War memorial in North Yorkshire, England

The Middlesbrough Cenotaph is a war memorial situated in Middlesbrough, North Yorkshire, England.
It is located just off Linthorpe Road outside the entrance gates to Albert Park in front of the Dorman Museum.
It commemorates the local men who died in the First and Second World Wars and other conflicts.

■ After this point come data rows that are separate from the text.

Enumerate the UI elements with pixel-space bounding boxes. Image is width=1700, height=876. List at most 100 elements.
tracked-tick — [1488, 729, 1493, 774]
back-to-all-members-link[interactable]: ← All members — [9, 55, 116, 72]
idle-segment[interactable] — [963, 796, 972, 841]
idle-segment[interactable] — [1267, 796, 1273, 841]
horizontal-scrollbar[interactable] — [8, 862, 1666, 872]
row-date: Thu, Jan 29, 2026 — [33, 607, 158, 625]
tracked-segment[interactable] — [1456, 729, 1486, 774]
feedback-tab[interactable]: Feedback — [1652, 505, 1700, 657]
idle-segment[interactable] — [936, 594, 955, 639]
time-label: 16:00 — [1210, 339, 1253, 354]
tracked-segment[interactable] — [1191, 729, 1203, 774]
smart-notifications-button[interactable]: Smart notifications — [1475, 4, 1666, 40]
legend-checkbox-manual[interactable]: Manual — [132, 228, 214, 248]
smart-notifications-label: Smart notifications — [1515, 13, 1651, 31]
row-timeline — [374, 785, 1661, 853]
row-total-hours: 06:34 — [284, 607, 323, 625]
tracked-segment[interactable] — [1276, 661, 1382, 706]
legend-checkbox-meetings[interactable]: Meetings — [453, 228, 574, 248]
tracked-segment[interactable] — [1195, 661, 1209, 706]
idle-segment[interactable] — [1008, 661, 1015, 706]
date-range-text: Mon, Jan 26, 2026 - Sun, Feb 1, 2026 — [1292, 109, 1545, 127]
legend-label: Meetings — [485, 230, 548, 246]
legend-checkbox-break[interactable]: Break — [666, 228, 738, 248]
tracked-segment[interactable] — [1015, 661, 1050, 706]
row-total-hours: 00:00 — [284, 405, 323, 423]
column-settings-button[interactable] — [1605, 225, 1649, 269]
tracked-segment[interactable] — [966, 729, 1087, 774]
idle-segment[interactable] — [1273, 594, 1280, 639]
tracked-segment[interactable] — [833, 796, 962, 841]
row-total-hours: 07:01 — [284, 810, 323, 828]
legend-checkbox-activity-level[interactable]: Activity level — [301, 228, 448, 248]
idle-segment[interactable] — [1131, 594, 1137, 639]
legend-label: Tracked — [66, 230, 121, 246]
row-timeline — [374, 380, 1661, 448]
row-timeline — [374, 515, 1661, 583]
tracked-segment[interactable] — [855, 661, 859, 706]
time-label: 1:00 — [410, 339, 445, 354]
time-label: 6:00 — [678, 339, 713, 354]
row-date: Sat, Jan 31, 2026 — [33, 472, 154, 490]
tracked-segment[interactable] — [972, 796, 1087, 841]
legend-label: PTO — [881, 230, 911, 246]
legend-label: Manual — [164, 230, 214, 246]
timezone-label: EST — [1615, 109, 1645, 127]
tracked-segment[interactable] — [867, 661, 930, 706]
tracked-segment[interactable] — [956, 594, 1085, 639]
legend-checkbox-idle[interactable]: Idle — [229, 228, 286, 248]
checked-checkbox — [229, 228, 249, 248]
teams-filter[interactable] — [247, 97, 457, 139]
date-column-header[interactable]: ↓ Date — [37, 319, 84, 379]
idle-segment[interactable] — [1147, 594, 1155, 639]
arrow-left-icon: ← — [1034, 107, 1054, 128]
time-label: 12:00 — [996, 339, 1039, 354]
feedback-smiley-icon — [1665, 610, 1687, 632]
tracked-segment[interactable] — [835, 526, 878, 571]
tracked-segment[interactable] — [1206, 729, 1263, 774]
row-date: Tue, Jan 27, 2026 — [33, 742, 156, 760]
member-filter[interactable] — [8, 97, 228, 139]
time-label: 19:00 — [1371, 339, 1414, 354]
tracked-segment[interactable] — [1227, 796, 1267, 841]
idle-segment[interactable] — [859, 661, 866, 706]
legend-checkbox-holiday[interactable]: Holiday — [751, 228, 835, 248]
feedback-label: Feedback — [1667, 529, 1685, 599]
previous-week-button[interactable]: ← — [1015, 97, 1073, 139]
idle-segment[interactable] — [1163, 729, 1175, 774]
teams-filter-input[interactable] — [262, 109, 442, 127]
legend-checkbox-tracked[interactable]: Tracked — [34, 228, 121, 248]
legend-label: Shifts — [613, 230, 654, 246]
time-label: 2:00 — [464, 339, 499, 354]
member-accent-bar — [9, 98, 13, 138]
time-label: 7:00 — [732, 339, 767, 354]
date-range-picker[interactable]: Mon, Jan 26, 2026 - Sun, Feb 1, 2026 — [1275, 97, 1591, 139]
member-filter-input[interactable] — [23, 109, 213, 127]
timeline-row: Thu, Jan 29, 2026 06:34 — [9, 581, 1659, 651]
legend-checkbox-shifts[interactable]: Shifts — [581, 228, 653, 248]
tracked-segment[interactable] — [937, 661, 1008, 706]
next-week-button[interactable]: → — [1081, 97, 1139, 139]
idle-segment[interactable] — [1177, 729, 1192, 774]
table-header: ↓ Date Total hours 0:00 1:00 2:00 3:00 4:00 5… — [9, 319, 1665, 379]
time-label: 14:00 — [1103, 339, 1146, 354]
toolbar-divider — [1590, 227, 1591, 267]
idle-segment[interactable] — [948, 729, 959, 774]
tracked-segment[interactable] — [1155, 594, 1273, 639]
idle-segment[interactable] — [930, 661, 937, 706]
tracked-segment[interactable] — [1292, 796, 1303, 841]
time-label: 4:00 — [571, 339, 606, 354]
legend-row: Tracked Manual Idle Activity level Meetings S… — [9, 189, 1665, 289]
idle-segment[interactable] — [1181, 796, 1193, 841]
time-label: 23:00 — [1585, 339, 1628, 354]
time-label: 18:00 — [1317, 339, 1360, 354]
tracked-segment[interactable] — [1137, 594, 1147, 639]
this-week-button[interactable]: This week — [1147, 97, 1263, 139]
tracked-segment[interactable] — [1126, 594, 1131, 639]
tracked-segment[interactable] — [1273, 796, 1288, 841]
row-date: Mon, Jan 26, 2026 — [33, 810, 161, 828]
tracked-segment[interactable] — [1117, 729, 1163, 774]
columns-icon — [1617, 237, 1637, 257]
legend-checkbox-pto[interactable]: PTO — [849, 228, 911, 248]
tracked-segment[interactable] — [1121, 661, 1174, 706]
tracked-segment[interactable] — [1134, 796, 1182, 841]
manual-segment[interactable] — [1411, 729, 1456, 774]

The cenotaph was built on land given by Sir Arthur Dorman who favoured a replica of The Cenotaph in Whitehall, London.
The cenotaph was designed by Brierley and Rutherford of York based on the Whitehall cenotaph, and built in 1922 by masons Messrs Coxhead of Middlesbrough
at a cost of over £17,000.
It was unveiled on 11 November that year by the deputy mayor of Middlesbrough J.G. Pallister
in memory of over 3,000 local men from the Yorkshire Regiment and others who died in the First World War.
The cenotaph was constructed using polished grey Aberdeen granite ashlar and stands over 10m high.
After the Second World War the cenotaph was rededicated to those who died in that conflict and other wars.
The north and south faces of the monument are inscribed with the epitaph "THE GLORIOUS DEAD 1914–1919, 1939–1945".

The Cenotaph and surrounds were restored and improved in 2008 at a cost of £275,000.
Work included cleaning and pointing, pedestrianisation of the surrounding area, and improved lighting.